Looks perfectly optimized, right?

My logic when creating was like this.

  • SKU represents the SKU in the listing (not the inventory SKU itself).
  • AltSKU is for (normal) listings that only have one Inventory SKU attached to the listing. Here I input the actual Inventory SKU.
    QtySKU is for listings that have bulk (or more than one) Quantities in the Listing (such as 10 T-Shirts for X SKU, the database needs to know this listing should deduct 10).
    MultSKU is default 0, but if a listing has more than one Inventory SKU attached to it, like a majority of the bundled listings are, I set to 1 and therefore my script knows to look into SKU_1 —- > SKU_20 to find what SKU's are attached to the listing.
  • processed is another default 0, I have a script that runs and inserts and searches for new listings to put in the MasterSKU table. If it's set to 0, I know I haven't attached any SKU's to it and need to ASAP so the Inventory System can start deducting.
  • comments was just my personal comments when doing it, I can delete this no issue and probably should

Before I make this major change, I'd like some optimization tips/strategies to get things right. My main issue at the moment is that since this Table is growing, my Queries are getting slower and slower as it has to search through the 20 SKU_x – to SKU_xx columns and then deduct based off those, making it a pain in the ass and slowing down the server considerably.

Certain for one I can combine SKU_1, SKU_2, SKU_3… all 20 columns up until SKU_20.. let's call it mSKUs.

Ideas that popped in my head… converting the "MultSKU"s – ie, SKU_1 through SKU_20 in json format in a column mSKUs. Or just add a delimiter inbetween SKUs, so this column would contain like Inventory SKU #1|Inventory SKU #2|Inventory SKU #3 and so forth.

I'm leaning towards the second one, but perhaps I should read a book first haha, as my ideas work but in the long-term are not really sustainable. The json alternative seems alright, but then I think about all my PHP scripts that are connecting these databases, and having to decode and re-encode might be more of a headache and I'd assume a slower performance as they are encoded.

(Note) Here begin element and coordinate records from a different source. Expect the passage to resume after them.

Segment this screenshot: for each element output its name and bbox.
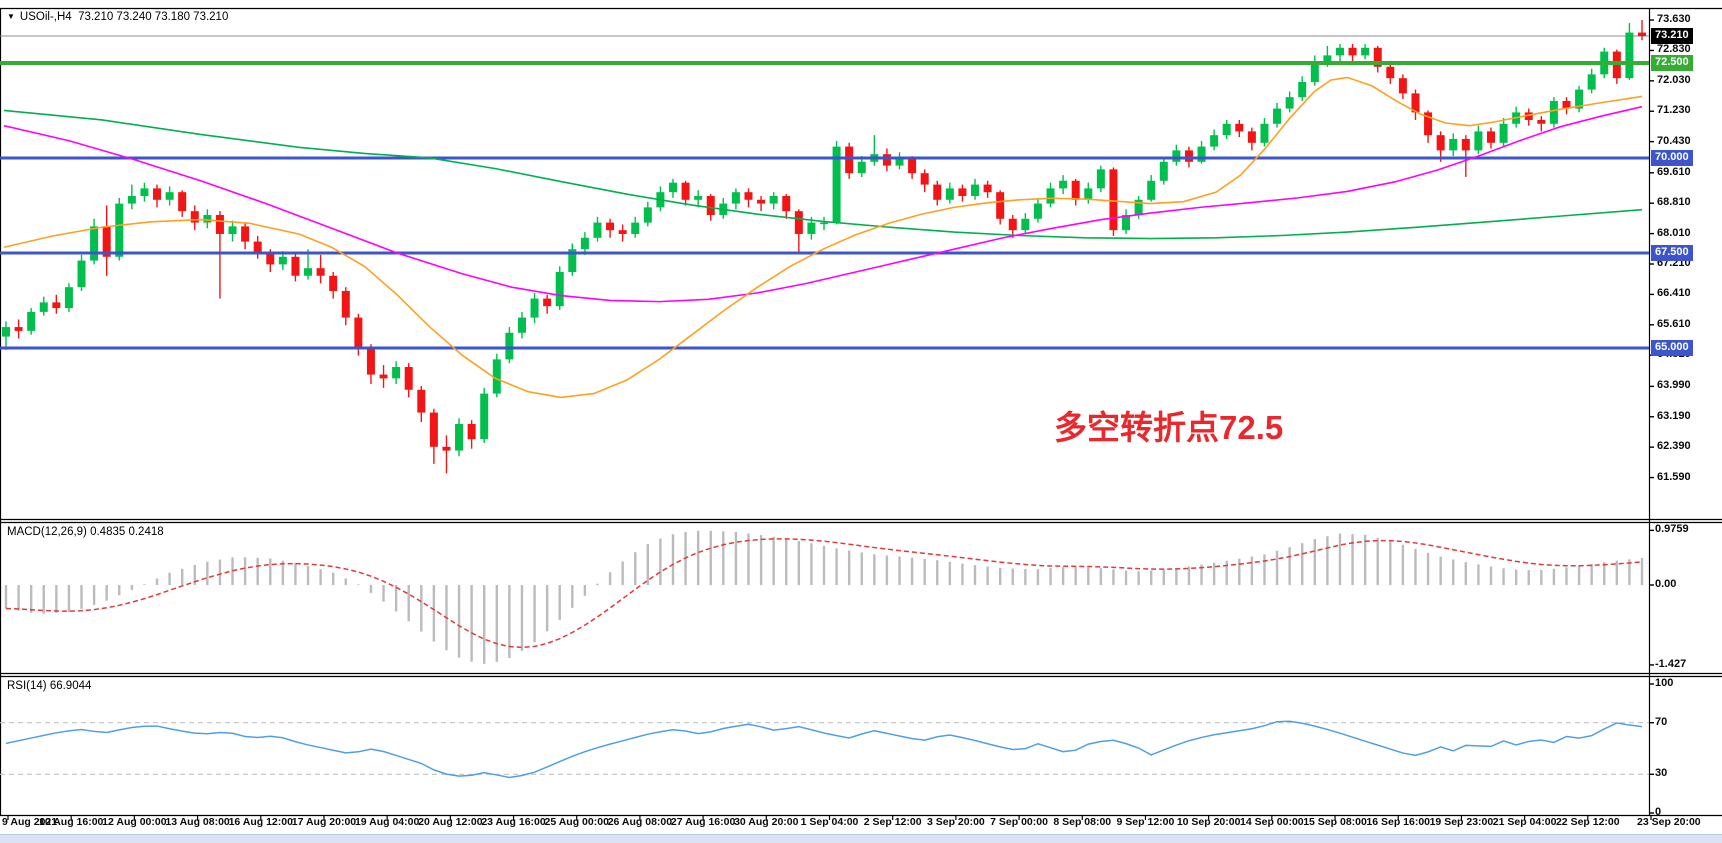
macd-panel[interactable] bbox=[0, 522, 1649, 673]
window-bottom-edge bbox=[0, 834, 1722, 843]
candles-layer bbox=[2, 20, 1646, 474]
symbol-dropdown-icon[interactable]: ▼ bbox=[7, 12, 15, 21]
rsi-line bbox=[5, 720, 1643, 779]
symbol-info: ▼ USOil-,H4 73.210 73.240 73.180 73.210 bbox=[7, 11, 228, 23]
main-chart-panel[interactable] bbox=[0, 8, 1649, 519]
mid-ma-magenta bbox=[3, 105, 1643, 303]
chart-annotation-text: 多空转折点72.5 bbox=[1054, 409, 1284, 446]
macd-indicator-label: MACD(12,26,9) 0.4835 0.2418 bbox=[7, 526, 164, 538]
fast-ma-orange bbox=[3, 76, 1643, 399]
slow-ma-green bbox=[3, 109, 1643, 240]
rsi-indicator-label: RSI(14) 66.9044 bbox=[7, 680, 92, 692]
macd-signal-line bbox=[5, 538, 1643, 649]
symbol-ohlc-text: USOil-,H4 73.210 73.240 73.180 73.210 bbox=[19, 11, 229, 23]
rsi-panel[interactable] bbox=[0, 676, 1649, 815]
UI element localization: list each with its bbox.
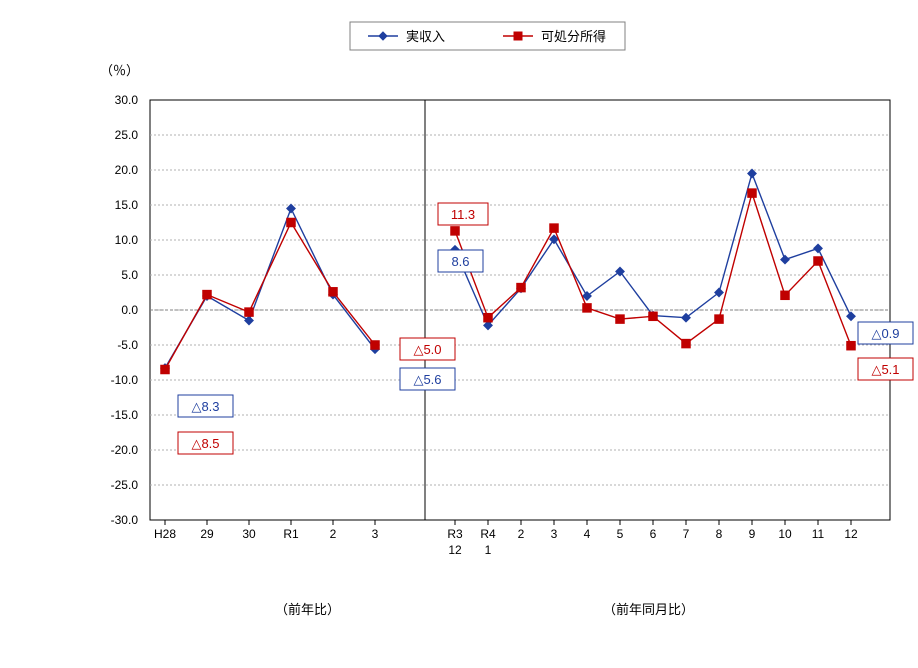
x-tick-label: 30 bbox=[242, 527, 256, 541]
y-tick-label: 30.0 bbox=[115, 93, 139, 107]
y-tick-label: -30.0 bbox=[111, 513, 139, 527]
x-tick-label: 4 bbox=[584, 527, 591, 541]
x-tick-label: R4 bbox=[480, 527, 496, 541]
y-tick-label: 25.0 bbox=[115, 128, 139, 142]
x-tick-label: 10 bbox=[778, 527, 792, 541]
x-tick-label: H28 bbox=[154, 527, 176, 541]
x-tick-label: 7 bbox=[683, 527, 690, 541]
y-tick-label: 20.0 bbox=[115, 163, 139, 177]
x-tick-label: 8 bbox=[716, 527, 723, 541]
panel-label-right: （前年同月比） bbox=[603, 602, 694, 617]
x-tick-label: R1 bbox=[283, 527, 299, 541]
y-tick-label: -10.0 bbox=[111, 373, 139, 387]
callout-text: △0.9 bbox=[871, 326, 899, 341]
x-tick-label-2: 1 bbox=[485, 543, 492, 557]
callout-text: △8.3 bbox=[191, 399, 219, 414]
y-unit-label: （％） bbox=[100, 63, 139, 78]
x-tick-label: R3 bbox=[447, 527, 463, 541]
callout-text: 11.3 bbox=[451, 207, 475, 222]
callout-text: 8.6 bbox=[451, 254, 469, 269]
callout-text: △5.0 bbox=[413, 342, 441, 357]
callout-text: △5.6 bbox=[413, 372, 441, 387]
y-tick-label: 10.0 bbox=[115, 233, 139, 247]
y-tick-label: -5.0 bbox=[117, 338, 138, 352]
x-tick-label: 6 bbox=[650, 527, 657, 541]
legend-label: 実収入 bbox=[406, 29, 445, 44]
x-tick-label: 3 bbox=[551, 527, 558, 541]
y-tick-label: -20.0 bbox=[111, 443, 139, 457]
x-tick-label: 9 bbox=[749, 527, 756, 541]
y-tick-label: 5.0 bbox=[121, 268, 138, 282]
x-tick-label: 2 bbox=[518, 527, 525, 541]
y-tick-label: -25.0 bbox=[111, 478, 139, 492]
callout-text: △8.5 bbox=[191, 436, 219, 451]
x-tick-label: 5 bbox=[617, 527, 624, 541]
income-chart: -30.0 -25.0 -20.0 -15.0 -10.0 -5.0 0.0 5.0 10.0 1… bbox=[0, 0, 918, 668]
panel-label-left: （前年比） bbox=[275, 602, 340, 617]
legend-label: 可処分所得 bbox=[541, 29, 606, 44]
x-tick-label: 29 bbox=[200, 527, 214, 541]
x-tick-label: 3 bbox=[372, 527, 379, 541]
y-tick-label: -15.0 bbox=[111, 408, 139, 422]
y-tick-label: 0.0 bbox=[121, 303, 138, 317]
y-tick-label: 15.0 bbox=[115, 198, 139, 212]
x-tick-label: 2 bbox=[330, 527, 337, 541]
x-tick-label-2: 12 bbox=[448, 543, 462, 557]
x-tick-label: 11 bbox=[812, 527, 825, 541]
x-tick-label: 12 bbox=[844, 527, 858, 541]
callout-text: △5.1 bbox=[871, 362, 899, 377]
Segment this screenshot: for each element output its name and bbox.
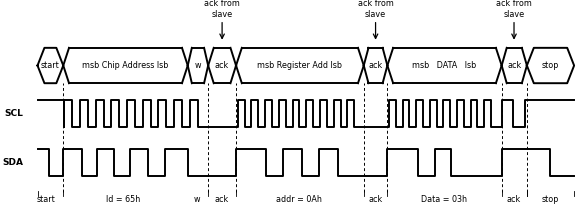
Text: ack from
slave: ack from slave [496, 0, 532, 19]
Text: ack: ack [369, 195, 383, 204]
Text: start: start [36, 195, 55, 204]
Text: Id = 65h: Id = 65h [106, 195, 140, 204]
Text: stop: stop [541, 195, 559, 204]
Text: w: w [194, 195, 200, 204]
Text: w: w [194, 61, 201, 70]
Text: stop: stop [542, 61, 559, 70]
Text: ack: ack [215, 61, 229, 70]
Text: ack: ack [507, 195, 521, 204]
Text: SCL: SCL [4, 109, 23, 118]
Text: start: start [41, 61, 60, 70]
Text: msb   DATA   lsb: msb DATA lsb [413, 61, 477, 70]
Text: ack from
slave: ack from slave [204, 0, 240, 19]
Text: Data = 03h: Data = 03h [421, 195, 467, 204]
Text: ack: ack [215, 195, 229, 204]
Text: msb Chip Address lsb: msb Chip Address lsb [83, 61, 168, 70]
Text: ack from
slave: ack from slave [358, 0, 394, 19]
Text: SDA: SDA [2, 158, 23, 167]
Text: msb Register Add lsb: msb Register Add lsb [257, 61, 342, 70]
Text: ack: ack [369, 61, 383, 70]
Text: ack: ack [507, 61, 522, 70]
Text: addr = 0Ah: addr = 0Ah [276, 195, 323, 204]
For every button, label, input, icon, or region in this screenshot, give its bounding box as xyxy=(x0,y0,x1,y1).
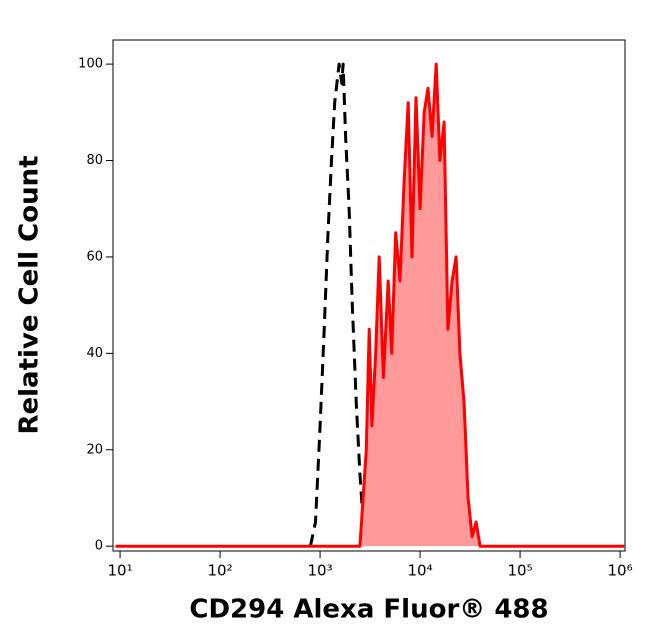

That's it. That's my messy messy table.

Any ideas/first thoughts/inclinations on how this table could or should be normalized for performance?

Many thanks!

Best Answer

Create a second table to store the SKUs related to a single MasterSKU.

Something like:

CREATE TABLE `MasterSKU` (
 `id` int(11) NOT NULL AUTO_INCREMENT,
 `SKU` varchar(255) COLLATE utf8_unicode_ci NOT NULL,
 `processed` tinyint(1) NOT NULL DEFAULT '0',
 `comments` mediumtext COLLATE utf8_unicode_ci,
 PRIMARY KEY (`id`),
 UNIQUE KEY `SKU` (`SKU`)
) ENGINE=InnoDB AUTO_INCREMENT=8901 DEFAULT CHARSET=utf8 COLLATE=utf8_unicode_ci;

CREATE TABLE `ChildSKU` (
 `id` int(11) NOT NULL AUTO_INCREMENT,
 `MasterSKUid` int(11) NOT NULL,
 INDEX MasterSKU_ind (MasterSKUid),
    FOREIGN KEY (`MasterSKUid`)
        REFERENCES MasterSKU(id),
 `SKU` varchar(255) COLLATE utf8_unicode_ci NOT NULL,
 PRIMARY KEY (`id`),
) ENGINE=InnoDB AUTO_INCREMENT=8901 DEFAULT CHARSET=utf8 COLLATE=utf8_unicode_ci;

Inserting data looks like:

INSERT INTO `MasterSKU` (`SKU`, `processed`, `comments`)
VALUES ("1", 0, "test master sku");

INSERT INTO `ChildSKU` (`MasterSKUid`, `SKU`)
VALUES (8901, "2");
INSERT INTO `ChildSKU` (`MasterSKUid`, `SKU`)
VALUES (8901, "3");
INSERT INTO `ChildSKU` (`MasterSKUid`, `SKU`)
VALUES (8901, "4");

Querying the tables looks like:

SELECT mk.SKU
  , mk.processed
  , mk.comments
  , ck.SKU AS "Child SKU"
FROM `MasterSKU` mk
  INNER JOIN `ChildSKU` ck ON mk.id = ck.MasterSKUid
ORDER BY mk.id, ck.id;
| SKU | processed |        comments | Child SKU |
|-----|-----------|-----------------|-----------|
|   1 |     false | test master sku |         2 |
|   1 |     false | test master sku |         3 |
|   1 |     false | test master sku |         4 |

As you can see from the above, you can have any number of child SKUs per master SKU. This is one of the founding principals of relational database management systems in that it only allows rows to be inserted into ChildSKU with a valid referenced-row in MasterSKU; referred to as referential integrity.

Additional columns can be added to the ChildSKU table denoting the properties of each child SKU, such as whether it is the AltSKU, or QtySKU, etc, via a SKUtype column. I'll leave that as an exercise for the reader.